EV - Proposition 5


Une affection à l’égard d’une chose que nous imaginons simplement et non comme nécessaire ni comme possible ou comme contingente est, toutes choses égales, la plus grande qui soit.

DÉMONSTRATION

Une affection à l’égard d’une chose que nous imaginons qui est libre, est plus grande qu’à l’égard d’une chose nécessaire (Prop. 49, p. III) et en conséquence encore plus grande qu’à l’égard de celle que nous imaginons comme possible ou contingente (Prop. 11, p. IV). Mais imaginer une chose comme libre ne peut rien être d’autre qu’imaginer une chose simplement, tandis que nous ignorons les causes par où elle a été déterminée à produire quelque effet (en vertu de ce que nous avons montré dans le Scolie de la Prop. 35, p. II) ; donc une affection à l’égard d’une chose que nous imaginons simplement, est plus grande, toutes choses égales, qu’à l’égard d’une chose nécessaire, possible ou contingente, et conséquemment elle est la plus grande qui soit. C.Q.F.D. [*]


Affectus erga rem quam simpliciter et non ut necessariam neque ut possibilem neque ut contingentem imaginamur, cæteris paribus omnium est maximus.

DEMONSTRATIO :

Affectus erga rem quam liberam esse imaginamur, major est quam erga necessariam (per propositionem 49 partis III) et consequenter adhuc major quam erga illam quam ut possibilem vel contingentem imaginamur (per propositionem 11 partis IV). At rem aliquam ut liberam imaginari nihil aliud esse potest quam quod rem simpliciter imaginamur dum causas a quibus ipsa ad agendum determinata fuit, ignoramus (per illa quæ in scholio propositionis 35 partis II ostendimus) ; ergo affectus erga rem quam simpliciter imaginamur, cæteris paribus major est quam erga necessariam, possibilem vel contingentem et consequenter maximus. Q.E.D.

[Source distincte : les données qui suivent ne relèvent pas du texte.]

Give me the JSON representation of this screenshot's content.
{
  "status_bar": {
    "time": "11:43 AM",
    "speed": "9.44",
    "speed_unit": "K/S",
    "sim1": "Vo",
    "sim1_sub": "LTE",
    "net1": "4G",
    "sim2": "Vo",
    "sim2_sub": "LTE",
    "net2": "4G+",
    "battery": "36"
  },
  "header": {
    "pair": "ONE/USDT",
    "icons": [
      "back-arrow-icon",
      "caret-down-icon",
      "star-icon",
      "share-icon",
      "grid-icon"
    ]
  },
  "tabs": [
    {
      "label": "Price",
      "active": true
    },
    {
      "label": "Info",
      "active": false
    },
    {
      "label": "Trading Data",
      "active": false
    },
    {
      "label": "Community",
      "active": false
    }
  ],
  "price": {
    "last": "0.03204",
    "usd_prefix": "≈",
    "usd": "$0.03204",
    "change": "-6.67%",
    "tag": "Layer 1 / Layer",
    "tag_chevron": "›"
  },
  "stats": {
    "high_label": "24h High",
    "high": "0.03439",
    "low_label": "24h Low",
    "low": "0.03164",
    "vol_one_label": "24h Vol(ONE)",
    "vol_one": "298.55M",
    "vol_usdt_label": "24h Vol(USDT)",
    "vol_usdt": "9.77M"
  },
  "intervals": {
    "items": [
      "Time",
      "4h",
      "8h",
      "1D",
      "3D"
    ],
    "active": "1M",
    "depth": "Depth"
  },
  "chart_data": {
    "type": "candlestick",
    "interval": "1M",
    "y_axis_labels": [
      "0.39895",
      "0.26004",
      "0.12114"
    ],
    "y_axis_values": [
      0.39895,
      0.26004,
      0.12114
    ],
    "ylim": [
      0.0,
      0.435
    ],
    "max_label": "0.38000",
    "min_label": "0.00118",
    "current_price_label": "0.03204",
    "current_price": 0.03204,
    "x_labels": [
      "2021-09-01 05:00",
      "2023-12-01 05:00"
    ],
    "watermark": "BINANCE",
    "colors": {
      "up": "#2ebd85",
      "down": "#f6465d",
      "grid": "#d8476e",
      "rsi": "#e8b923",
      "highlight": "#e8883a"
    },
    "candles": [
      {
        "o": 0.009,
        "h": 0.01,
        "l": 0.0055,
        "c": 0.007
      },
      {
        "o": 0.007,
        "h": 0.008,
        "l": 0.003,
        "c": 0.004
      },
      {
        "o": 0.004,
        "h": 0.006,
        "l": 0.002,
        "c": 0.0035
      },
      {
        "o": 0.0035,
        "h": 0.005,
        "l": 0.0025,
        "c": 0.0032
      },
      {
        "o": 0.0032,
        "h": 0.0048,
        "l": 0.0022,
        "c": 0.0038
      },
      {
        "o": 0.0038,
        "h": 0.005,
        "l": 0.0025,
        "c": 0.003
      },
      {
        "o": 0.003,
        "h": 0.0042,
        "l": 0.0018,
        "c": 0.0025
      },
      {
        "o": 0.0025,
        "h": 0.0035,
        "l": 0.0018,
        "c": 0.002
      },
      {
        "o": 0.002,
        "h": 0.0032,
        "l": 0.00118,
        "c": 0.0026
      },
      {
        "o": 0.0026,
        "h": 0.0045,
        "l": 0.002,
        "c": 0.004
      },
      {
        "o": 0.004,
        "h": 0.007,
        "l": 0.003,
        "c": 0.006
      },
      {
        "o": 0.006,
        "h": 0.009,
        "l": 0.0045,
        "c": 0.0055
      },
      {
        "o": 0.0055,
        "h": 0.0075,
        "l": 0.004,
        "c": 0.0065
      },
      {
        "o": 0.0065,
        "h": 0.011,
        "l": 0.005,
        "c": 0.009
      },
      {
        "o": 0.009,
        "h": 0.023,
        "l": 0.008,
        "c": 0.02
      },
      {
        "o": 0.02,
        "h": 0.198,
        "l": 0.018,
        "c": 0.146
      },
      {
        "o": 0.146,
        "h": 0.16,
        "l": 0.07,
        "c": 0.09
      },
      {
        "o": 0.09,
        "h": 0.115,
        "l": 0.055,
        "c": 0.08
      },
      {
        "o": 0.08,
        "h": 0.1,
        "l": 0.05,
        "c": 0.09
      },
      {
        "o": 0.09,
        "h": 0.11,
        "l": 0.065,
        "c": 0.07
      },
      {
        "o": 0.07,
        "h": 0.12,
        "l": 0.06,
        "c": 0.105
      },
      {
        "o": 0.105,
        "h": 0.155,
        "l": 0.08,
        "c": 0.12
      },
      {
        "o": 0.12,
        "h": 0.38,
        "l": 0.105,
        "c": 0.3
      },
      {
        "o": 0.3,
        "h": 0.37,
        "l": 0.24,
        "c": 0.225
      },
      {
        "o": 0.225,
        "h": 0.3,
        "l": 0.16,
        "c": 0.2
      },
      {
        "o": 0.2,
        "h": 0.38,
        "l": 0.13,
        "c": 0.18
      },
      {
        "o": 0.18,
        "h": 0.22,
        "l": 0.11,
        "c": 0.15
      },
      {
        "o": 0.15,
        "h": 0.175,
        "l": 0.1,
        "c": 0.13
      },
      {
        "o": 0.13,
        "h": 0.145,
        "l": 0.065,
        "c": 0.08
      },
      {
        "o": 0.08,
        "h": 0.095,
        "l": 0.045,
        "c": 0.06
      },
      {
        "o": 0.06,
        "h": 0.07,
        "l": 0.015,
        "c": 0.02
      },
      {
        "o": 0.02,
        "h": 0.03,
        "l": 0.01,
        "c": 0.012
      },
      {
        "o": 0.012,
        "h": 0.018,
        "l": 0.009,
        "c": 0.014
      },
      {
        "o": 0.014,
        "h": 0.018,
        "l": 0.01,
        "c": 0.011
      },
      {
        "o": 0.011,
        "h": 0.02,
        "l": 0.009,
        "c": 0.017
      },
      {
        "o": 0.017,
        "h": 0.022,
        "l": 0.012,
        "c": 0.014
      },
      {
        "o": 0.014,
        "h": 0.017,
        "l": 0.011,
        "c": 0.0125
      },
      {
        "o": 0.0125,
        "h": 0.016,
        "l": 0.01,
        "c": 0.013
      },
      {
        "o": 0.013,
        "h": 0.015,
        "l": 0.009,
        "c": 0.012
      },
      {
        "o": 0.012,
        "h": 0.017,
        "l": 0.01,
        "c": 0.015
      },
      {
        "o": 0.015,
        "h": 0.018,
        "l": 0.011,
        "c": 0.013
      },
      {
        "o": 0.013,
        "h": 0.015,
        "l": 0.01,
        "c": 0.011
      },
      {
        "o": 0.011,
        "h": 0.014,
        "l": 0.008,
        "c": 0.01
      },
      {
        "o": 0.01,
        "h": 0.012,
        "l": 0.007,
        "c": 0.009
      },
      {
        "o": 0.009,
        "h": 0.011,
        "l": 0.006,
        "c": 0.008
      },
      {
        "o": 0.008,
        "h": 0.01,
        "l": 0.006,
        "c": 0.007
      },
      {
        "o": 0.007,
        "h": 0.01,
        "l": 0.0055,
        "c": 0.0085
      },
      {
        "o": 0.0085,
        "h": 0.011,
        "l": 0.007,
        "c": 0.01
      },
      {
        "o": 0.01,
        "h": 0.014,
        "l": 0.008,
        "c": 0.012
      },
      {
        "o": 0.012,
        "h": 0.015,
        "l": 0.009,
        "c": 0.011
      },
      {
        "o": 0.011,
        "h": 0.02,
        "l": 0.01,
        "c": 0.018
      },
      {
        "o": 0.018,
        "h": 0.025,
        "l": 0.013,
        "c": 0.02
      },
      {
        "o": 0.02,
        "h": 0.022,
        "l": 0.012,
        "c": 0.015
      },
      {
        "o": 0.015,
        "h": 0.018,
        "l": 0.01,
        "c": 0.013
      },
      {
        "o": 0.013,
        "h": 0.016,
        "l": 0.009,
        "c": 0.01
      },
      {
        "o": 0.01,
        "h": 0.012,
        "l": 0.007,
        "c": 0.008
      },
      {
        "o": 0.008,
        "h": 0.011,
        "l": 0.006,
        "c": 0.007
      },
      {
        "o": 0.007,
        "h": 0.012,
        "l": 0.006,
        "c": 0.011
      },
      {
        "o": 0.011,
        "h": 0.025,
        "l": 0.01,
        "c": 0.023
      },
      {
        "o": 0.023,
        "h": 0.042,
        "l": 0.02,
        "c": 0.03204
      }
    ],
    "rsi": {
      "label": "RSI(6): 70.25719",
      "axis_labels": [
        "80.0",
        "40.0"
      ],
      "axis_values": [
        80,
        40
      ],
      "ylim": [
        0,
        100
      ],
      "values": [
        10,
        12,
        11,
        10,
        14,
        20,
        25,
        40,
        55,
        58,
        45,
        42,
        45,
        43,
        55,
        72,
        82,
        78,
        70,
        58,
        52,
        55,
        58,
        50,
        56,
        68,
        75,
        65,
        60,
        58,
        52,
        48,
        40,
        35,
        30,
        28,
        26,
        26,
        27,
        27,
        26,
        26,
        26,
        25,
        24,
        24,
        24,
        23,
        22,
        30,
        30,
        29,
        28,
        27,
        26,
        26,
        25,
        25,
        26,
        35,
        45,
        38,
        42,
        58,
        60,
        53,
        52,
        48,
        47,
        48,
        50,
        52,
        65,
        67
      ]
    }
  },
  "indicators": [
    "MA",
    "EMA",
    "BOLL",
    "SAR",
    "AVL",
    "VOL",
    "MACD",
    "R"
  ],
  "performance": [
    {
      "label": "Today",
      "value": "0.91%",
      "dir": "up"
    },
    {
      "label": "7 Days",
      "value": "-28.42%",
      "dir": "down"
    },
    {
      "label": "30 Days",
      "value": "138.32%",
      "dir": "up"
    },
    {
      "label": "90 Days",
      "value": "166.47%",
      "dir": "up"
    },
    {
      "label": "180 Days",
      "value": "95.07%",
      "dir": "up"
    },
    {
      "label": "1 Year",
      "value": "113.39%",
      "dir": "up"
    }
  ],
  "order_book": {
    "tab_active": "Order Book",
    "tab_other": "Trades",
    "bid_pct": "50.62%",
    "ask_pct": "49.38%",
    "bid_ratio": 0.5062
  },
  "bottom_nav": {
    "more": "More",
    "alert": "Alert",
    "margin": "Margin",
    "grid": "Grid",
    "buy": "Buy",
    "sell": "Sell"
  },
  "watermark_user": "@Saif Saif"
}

[*(Saisset :) De toutes les passions qu’un objet nous peut faire éprouver, la plus forte, toutes choses égales d’ailleurs, est celle que nous ressentons pour un objet que nous imaginons purement et simplement sans nous le représenter comme nécessaire, ou comme possible, ou comme contingent. Démonstration Notre passion pour un être que nous nous représentons comme libre est plus forte que pour un être nécessaire (par la Propos. 49, part. 3), et par conséquent elle est plus forte encore que pour un être que nous imaginons comme possible ou comme contingent (par la Propos. 11, part. 4). Or, qu’est-ce qu’imaginer un être libre ? c’est imaginer cet être purement et simplement, dans l’ignorance des causes qui l’ont déterminé à agir (par le Scol. de la propos. 35, part. 2). Donc notre passion pour un objet que nous imaginons purement et simplement est toujours plus forte, toutes choses égales d’ailleurs, que si nous l’imaginions comme nécessaire, possible ou contingent ; et par conséquent cette passion est la plus forte de toutes. C. Q. F. D.